I don’t want any trouble, and certainly not online. The trouble is, the Internet won’t leave me alone. Websites are constantly tracking me with little files called cookies, criminals are trying to swipe my digital identity with spam, and online information brokers are selling the story of my life to anybody with a valid credit card.
No wonder there’s a ready market for online privacy protection tools. I’ve gone over four of the coolest, including browser plug-ins that block tracking cookies, a subscription service that helps conceal your possibly embarrassing past, and a program that can make you virtually anonymous online.
Cookies, of course, are little bits of data inserted into your browser by websites and advertising companies, enabling them to keep track of the sites you visit and the stuff you search for. Say you visited a few automotive sites, and picked up an ad cookie along the way. Now, when you visit CNN.com or Bostonglobe.com, car ads start popping up. It’s harmless but a little creepy. And if you get cookies at a site that knows your true identity — Facebook, perhaps, or Google — those companies will soon know everything about you that matters.

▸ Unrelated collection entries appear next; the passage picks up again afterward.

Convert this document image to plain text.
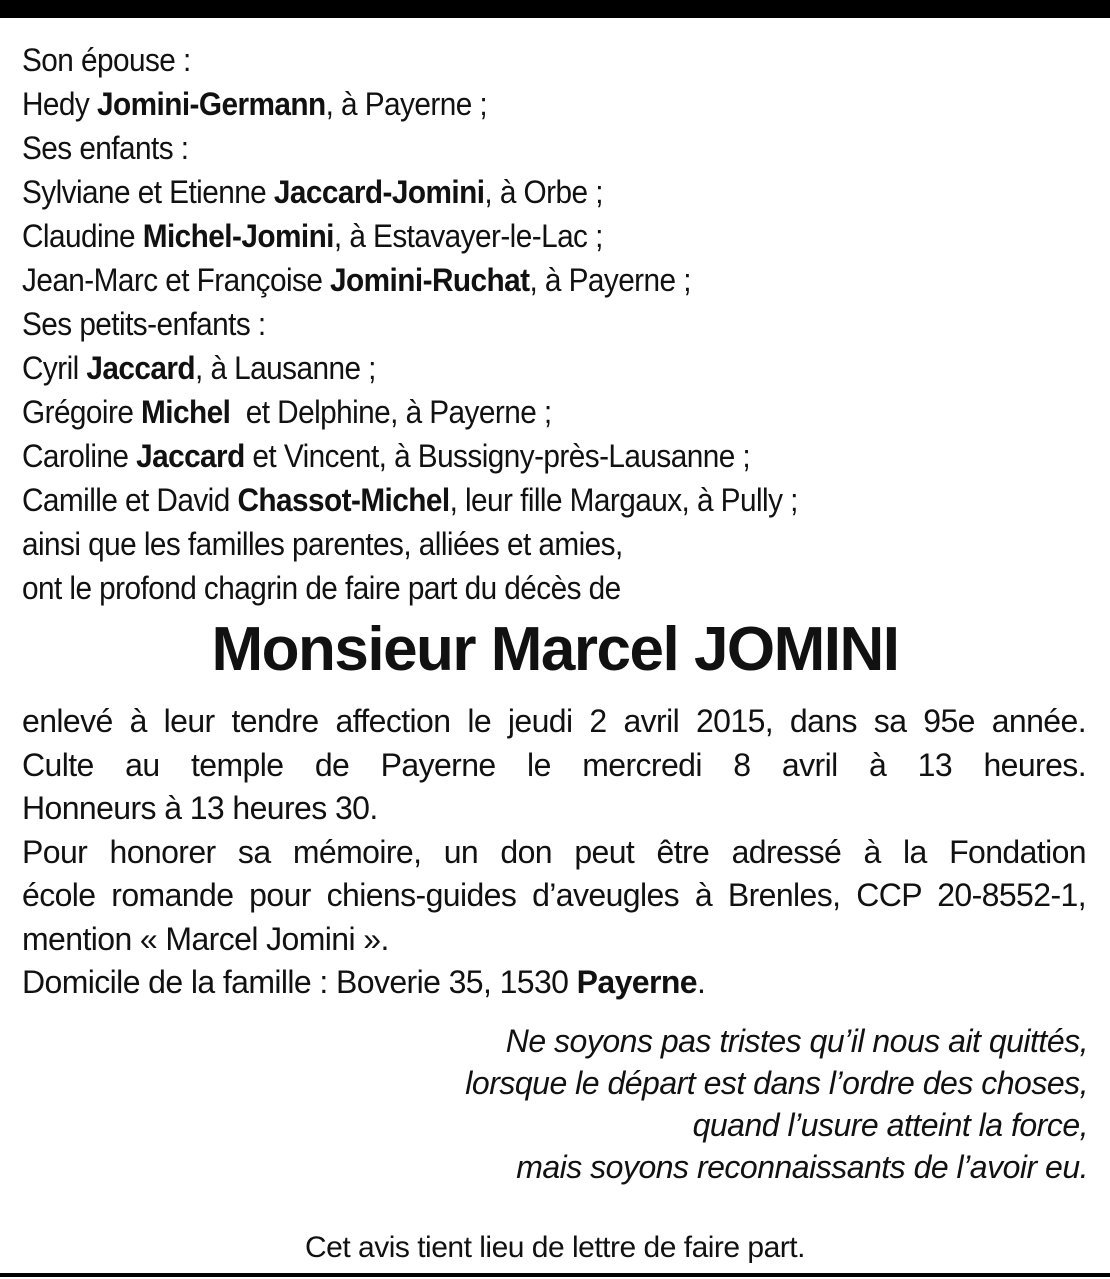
Son épouse :
Hedy Jomini-Germann, à Payerne ;
Ses enfants :
Sylviane et Etienne Jaccard-Jomini, à Orbe ;
Claudine Michel-Jomini, à Estavayer-le-Lac ;
Jean-Marc et Françoise Jomini-Ruchat, à Payerne ;
Ses petits-enfants :
Cyril Jaccard, à Lausanne ;
Grégoire Michel  et Delphine, à Payerne ;
Caroline Jaccard et Vincent, à Bussigny-près-Lausanne ;
Camille et David Chassot-Michel, leur fille Margaux, à Pully ;
ainsi que les familles parentes, alliées et amies,
ont le profond chagrin de faire part du décès de
Monsieur Marcel JOMINI
enlevé à leur tendre affection le jeudi 2 avril 2015, dans sa 95e année.
Culte au temple de Payerne le mercredi 8 avril à 13 heures.
Honneurs à 13 heures 30.
Pour honorer sa mémoire, un don peut être adressé à la Fondation
école romande pour chiens-guides d’aveugles à Brenles, CCP 20-8552-1,
mention « Marcel Jomini ».
Domicile de la famille : Boverie 35, 1530 Payerne.
Ne soyons pas tristes qu’il nous ait quittés,
lorsque le départ est dans l’ordre des choses,
quand l’usure atteint la force,
mais soyons reconnaissants de l’avoir eu.
Cet avis tient lieu de lettre de faire part.
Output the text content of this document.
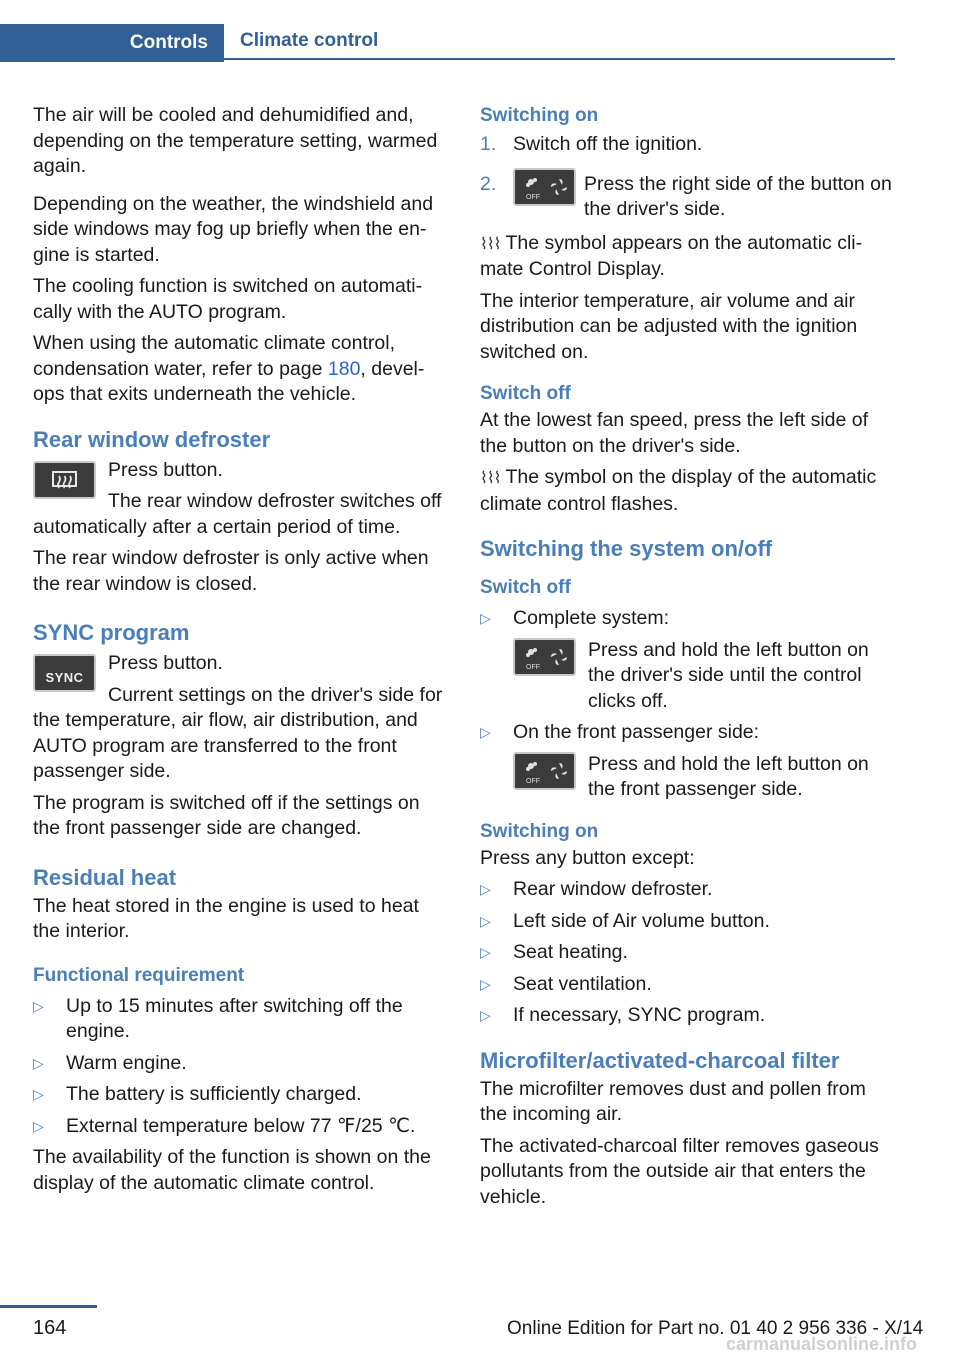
Controls	Climate control

The air will be cooled and dehumidified and, depending on the temperature setting, warmed again.

Depending on the weather, the windshield and side windows may fog up briefly when the en‐gine is started.

The cooling function is switched on automati‐cally with the AUTO program.

When using the automatic climate control, condensation water, refer to page 180, devel‐ops that exits underneath the vehicle.

Rear window defroster

Press button.

The rear window defroster switches off automatically after a certain period of time.

The rear window defroster is only active when the rear window is closed.

SYNC program
SYNC

Press button.

Current settings on the driver's side for the temperature, air flow, air distribution, and AUTO program are transferred to the front passenger side.

The program is switched off if the settings on the front passenger side are changed.

Residual heat

The heat stored in the engine is used to heat the interior.

Functional requirement
▷ Up to 15 minutes after switching off the engine.
▷ Warm engine.
▷ The battery is sufficiently charged.
▷ External temperature below 77 ℉/25 ℃.

The availability of the function is shown on the display of the automatic climate control.

Switching on
1. Switch off the ignition.
2.
OFF
Press the right side of the button on the driver's side.

⌇⌇⌇ The symbol appears on the automatic cli‐mate Control Display.

The interior temperature, air volume and air distribution can be adjusted with the ignition switched on.

Switch off

At the lowest fan speed, press the left side of the button on the driver's side.

⌇⌇⌇ The symbol on the display of the automatic climate control flashes.

Switching the system on/off
Switch off
▷ Complete system:
OFF
Press and hold the left button on the driver's side until the control clicks off.
▷ On the front passenger side:
OFF
Press and hold the left button on the front passenger side.
Switching on

Press any button except:

▷ Rear window defroster.
▷ Left side of Air volume button.
▷ Seat heating.
▷ Seat ventilation.
▷ If necessary, SYNC program.
Microfilter/activated-charcoal filter

The microfilter removes dust and pollen from the incoming air.

The activated-charcoal filter removes gaseous pollutants from the outside air that enters the vehicle.

164	Online Edition for Part no. 01 40 2 956 336 - X/14
carmanualsonline.info
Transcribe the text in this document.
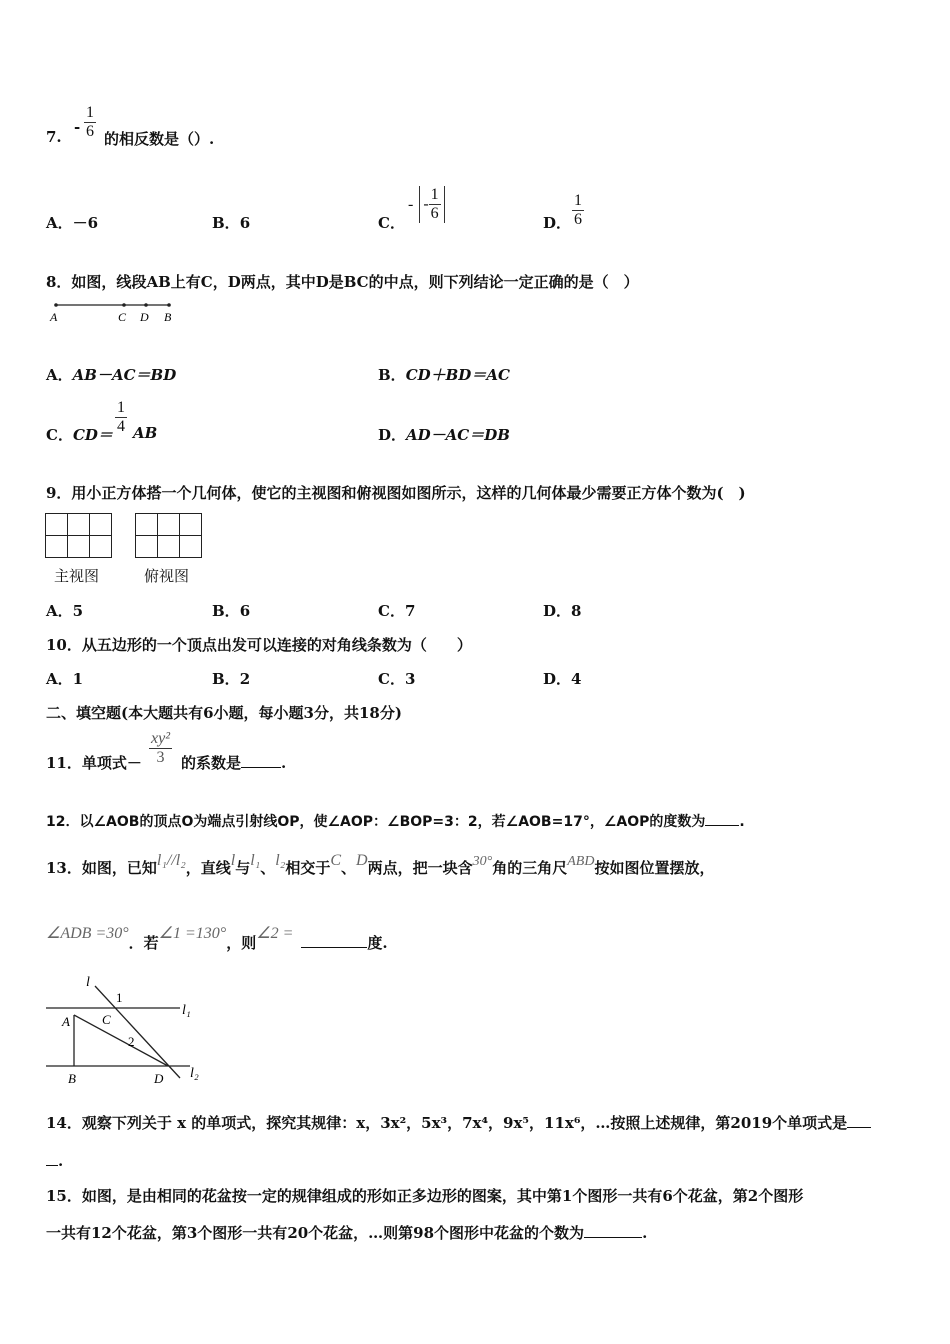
7.
- $\frac{1}{6}$ 的相反数是（）.
A．－6	B．6	C．
- - $\frac{1}{6}$	D． $\frac{1}{6}$
8．如图，线段AB上有C，D两点，其中D是BC的中点，则下列结论一定正确的是（　）
A	C D B
A．AB－AC＝BD	B．CD＋BD＝AC
C．$CD= \frac{1}{4}$ AB	D．AD－AC＝DB
9．用小正方体搭一个几何体，使它的主视图和俯视图如图所示，这样的几何体最少需要正方体个数为(　)

主视图	俯视图
A．5	B．6	C．7	D．8
10．从五边形的一个顶点出发可以连接的对角线条数为（　　）
A．1	B．2	C．3	D．4
二、填空题(本大题共有6小题，每小题3分，共18分)
11．单项式－ $\frac{\text{xy²}}{3}$ 的系数是	.
12．以∠AOB的顶点O为端点引射线OP，使∠AOP：∠BOP=3：2，若∠AOB=17°，∠AOP的度数为 .
13．如图，已知l₁//l₂，直线l与l₁、l₂相交于C、D两点，把一块含30°角的三角尺ABD按如图位置摆放，
∠ADB =30°．若∠1 =130°，则∠2 =度.
l
1
l₁
A C
2
B	D l₂
14．观察下列关于 x 的单项式，探究其规律：x，3x²，5x³，7x⁴，9x⁵，11x⁶，…按照上述规律，第2019个单项式是
.
15．如图，是由相同的花盆按一定的规律组成的形如正多边形的图案，其中第1个图形一共有6个花盆，第2个图形
一共有12个花盆，第3个图形一共有20个花盆，…则第98个图形中花盆的个数为	.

So there are simple programs that plug into a browser and automatically reject tracking cookies. The first one I tried was Ghostery, a free download at Ghostery.com. Designed for multiple browsers — like Microsoft Corp.’s Internet Explorer, Mozilla’s Firefox, Opera, Google Inc.’s Chrome, and Apple Inc.’s Safari — Ghostery also works on Apple’s iOS devices like the iPad tablet computer and iPhone. It installs in just a few seconds. The only evidence that it is working is a little window displaying the names of advertising companies whose cookies it has just blocked.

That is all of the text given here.